Students stay busy, but most are not successful. How do we keep them both active and engaged in things that will enable them to make it in life after college?

Last year I had an invigorating day with faculty at a university near Dallas. During our time together, we discussed two themes that preoccupy school administrators as much as any:

  1. Student Engagement 
  2. Student Success

In our morning session, one instructor shared a note he’d recently received from a student. The young man had decided to drop out of school. Here’s what he said:

“People are constantly asking me what I am going to do after graduation — so I tell them my plans. I just hope I am still on the right track, and that I haven’t pushed the time limit up too much… because I can’t stand school anymore. I am tired of homework, busy work and class work. It’s all becoming a blur. All I know is that when I had a job it was easy. All I did was learn what I had to do, I did my job and I got paid for it. And I had one boss. Here I have five “bosses” (my professors) and I have to pay to learn. It really p****s me off when teachers are not truthful with the students when it comes to life outside of college. Most kids think that they’ll get out and have a great job immediately, pay off their school debt and get married right out of college, because that’s what is supposed to happen. It makes me angry that it’s so different… but I guess this school feels the need to keep the students happy so they can make their money. I just need to be done with school and never go back. I can learn without having to pay someone to teach me.”

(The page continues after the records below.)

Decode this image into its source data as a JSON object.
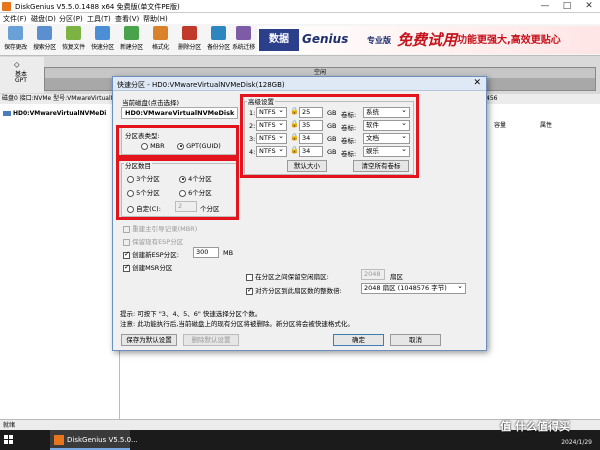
{
  "window": {
    "title": "DiskGenius V5.5.0.1488 x64 免费版(单文件PE版)",
    "controls": [
      "—",
      "□",
      "✕"
    ]
  },
  "menu": [
    "文件(F)",
    "磁盘(D)",
    "分区(P)",
    "工具(T)",
    "查看(V)",
    "帮助(H)"
  ],
  "toolbar": [
    {
      "label": "保存更改",
      "icon": "save-icon",
      "color": "#6aa0d8"
    },
    {
      "label": "搜索分区",
      "icon": "search-icon",
      "color": "#5b8fd0"
    },
    {
      "label": "恢复文件",
      "icon": "restore-icon",
      "color": "#7cb342"
    },
    {
      "label": "快速分区",
      "icon": "quick-partition-icon",
      "color": "#4a8fd6"
    },
    {
      "label": "新建分区",
      "icon": "new-partition-icon",
      "color": "#49a34b"
    },
    {
      "label": "格式化",
      "icon": "format-icon",
      "color": "#d9822b"
    },
    {
      "label": "删除分区",
      "icon": "delete-partition-icon",
      "color": "#c0392b"
    },
    {
      "label": "备份分区",
      "icon": "backup-icon",
      "color": "#2e86c1"
    },
    {
      "label": "系统迁移",
      "icon": "migrate-icon",
      "color": "#7d5ba6"
    }
  ],
  "banner": {
    "logo_text": "数据",
    "brand": "Genius",
    "tag": "专业版",
    "promo": "免费试用",
    "slogan": "功能更强大,高效更贴心"
  },
  "disk_panel": {
    "line1": "基本",
    "line2": "GPT"
  },
  "disk_map": {
    "free_label": "空闲"
  },
  "info_bar": "磁盘0 接口:NVMe  型号:VMwareVirtualNVMe",
  "info_bar_right": "456",
  "tree": {
    "item": "HD0:VMwareVirtualNVMeDi"
  },
  "columns": [
    "容量",
    "属性"
  ],
  "status": "就绪",
  "taskbar": {
    "app": "DiskGenius V5.5.0...",
    "date": "2024/1/29"
  },
  "watermark": "值 什么值得买",
  "dialog": {
    "title": "快速分区 - HD0:VMwareVirtualNVMeDisk(128GB)",
    "close": "✕",
    "current_disk_label": "当前磁盘(点击选择)",
    "current_disk_value": "HD0:VMwareVirtualNVMeDisk",
    "partition_type": {
      "label": "分区表类型:",
      "options": [
        {
          "label": "MBR",
          "selected": false
        },
        {
          "label": "GPT(GUID)",
          "selected": true
        }
      ]
    },
    "partition_count": {
      "label": "分区数目",
      "options": [
        {
          "label": "3个分区",
          "selected": false
        },
        {
          "label": "4个分区",
          "selected": true
        },
        {
          "label": "5个分区",
          "selected": false
        },
        {
          "label": "6个分区",
          "selected": false
        }
      ],
      "custom_label": "自定(C):",
      "custom_value": "2",
      "custom_suffix": "个分区"
    },
    "options": {
      "rebuild_mbr": "重建主引导记录(MBR)",
      "keep_esp": "保留现有ESP分区",
      "create_esp": "创建新ESP分区:",
      "esp_size": "300",
      "esp_unit": "MB",
      "create_msr": "创建MSR分区"
    },
    "advanced": {
      "label": "高级设置",
      "rows": [
        {
          "num": "1:",
          "fs": "NTFS",
          "size": "25",
          "unit": "GB",
          "vol_label": "卷标:",
          "name": "系统"
        },
        {
          "num": "2:",
          "fs": "NTFS",
          "size": "35",
          "unit": "GB",
          "vol_label": "卷标:",
          "name": "软件"
        },
        {
          "num": "3:",
          "fs": "NTFS",
          "size": "34",
          "unit": "GB",
          "vol_label": "卷标:",
          "name": "文档"
        },
        {
          "num": "4:",
          "fs": "NTFS",
          "size": "34",
          "unit": "GB",
          "vol_label": "卷标:",
          "name": "娱乐"
        }
      ],
      "default_size_btn": "默认大小",
      "clear_labels_btn": "清空所有卷标"
    },
    "free_space": {
      "label": "在分区之间保留空闲扇区:",
      "value": "2048",
      "unit": "扇区"
    },
    "align": {
      "label": "对齐分区到此扇区数的整数倍:",
      "value": "2048 扇区 (1048576 字节)"
    },
    "hint1": "提示: 可按下 \"3、4、5、6\" 快速选择分区个数。",
    "hint2": "注意: 此功能执行后,当前磁盘上的现有分区将被删除。新分区将会被快速格式化。",
    "buttons": {
      "save_default": "保存为默认设置",
      "delete_default": "删除默认设置",
      "ok": "确定",
      "cancel": "取消"
    }
  },
  "highlight_color": "#e3141c"
}
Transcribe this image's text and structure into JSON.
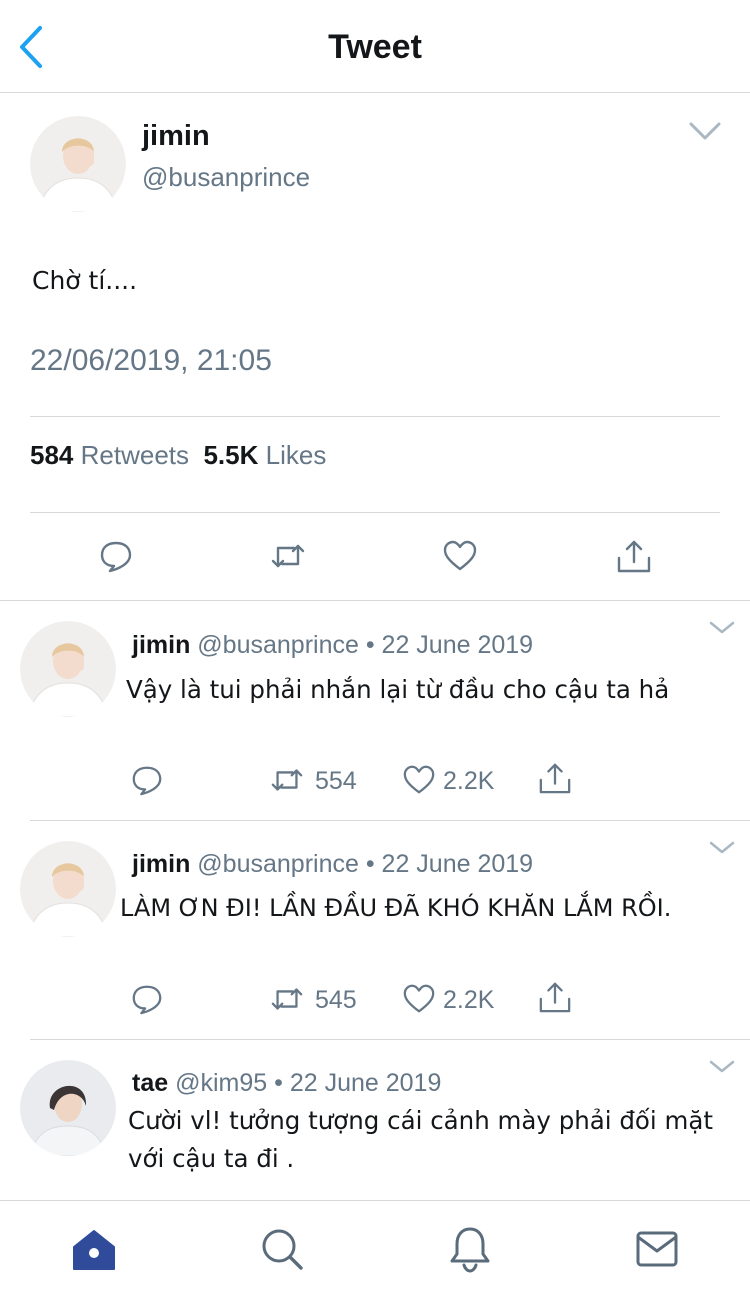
{
  "header": {
    "title": "Tweet"
  },
  "main_tweet": {
    "name": "jimin",
    "handle": "@busanprince",
    "text": "Chờ tí....",
    "datetime": "22/06/2019, 21:05",
    "retweets_count": "584",
    "retweets_label": "Retweets",
    "likes_count": "5.5K",
    "likes_label": "Likes"
  },
  "replies": [
    {
      "name": "jimin",
      "handle": "@busanprince",
      "date": "• 22 June 2019",
      "text": "Vậy là tui phải nhắn lại từ đầu cho cậu ta hả",
      "retweets": "554",
      "likes": "2.2K"
    },
    {
      "name": "jimin",
      "handle": "@busanprince",
      "date": "• 22 June 2019",
      "text": "LÀM ƠN ĐI! LẦN ĐẦU ĐÃ KHÓ KHĂN LẮM RỒI.",
      "retweets": "545",
      "likes": "2.2K"
    },
    {
      "name": "tae",
      "handle": "@kim95",
      "date": "• 22 June 2019",
      "text_line1": "Cười vl! tưởng tượng cái cảnh mày phải đối mặt",
      "text_line2": "với cậu ta đi ."
    }
  ],
  "colors": {
    "accent": "#1da1f2",
    "nav_active": "#2f4b9a",
    "muted": "#657786",
    "divider": "#d5d9dc"
  },
  "tabbar": [
    "home-icon",
    "search-icon",
    "bell-icon",
    "mail-icon"
  ]
}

I wish this student’s sentiment were an isolated case. But it isn’t. According to a Noel-Levitz report, 96% of first year students say they will finish college no matter what the cost. In actuality, less than 50% do so even in six years.  Somehow there is a huge gap between expectations and reality. Students stay busy, but most are not successful. They are active, but not engaged with the things that will enable them to make it in life after college. The transition from backpack-to-briefcase is more and more difficult.

Student Engagement and Student Success
These terms change — student engagement and success — but their importance never does. The chasm that exists between adults and students troubles me. Specifically, here are my concerns:

  1. The gap between the way students learn and the way adults teach. 
  2. The gap between students’ expectations and the way life really is. 
  3. The gap between pleasurable world of adolescence and the pressurized world of adulthood. 
  4. The gap between the instant world of technology and the grinding world of adult responsibility.

These are issues we, at Growing Leaders, are determined to help leaders, teachers, coaches, employers, pastors, and parents confront effectively. As we do this, we’ll have to address the engagement and the success issues.

Student success initiatives must address the three biggest needs of young people today:

  1. Emotional Intelligence – Self-awareness, self-management, social-awareness, and relationship management.
  2. Character development  Self-discipline, personal values, emotional security, and personal identity
  3. Leadership perspective  Possessing vision, problem solving skills, priority setting skills, and execution skills.

Student engagement initiatives must address how students best learn:

  1. Images – This generation grew up visual. Images are the language of the 21st century not words.
  2. Conversations ­– Pictures are worth a thousand words; students want to upload their ideas and feelings.
  3. Experiences — Following a conversation about an image, students long to experience ideas firsthand.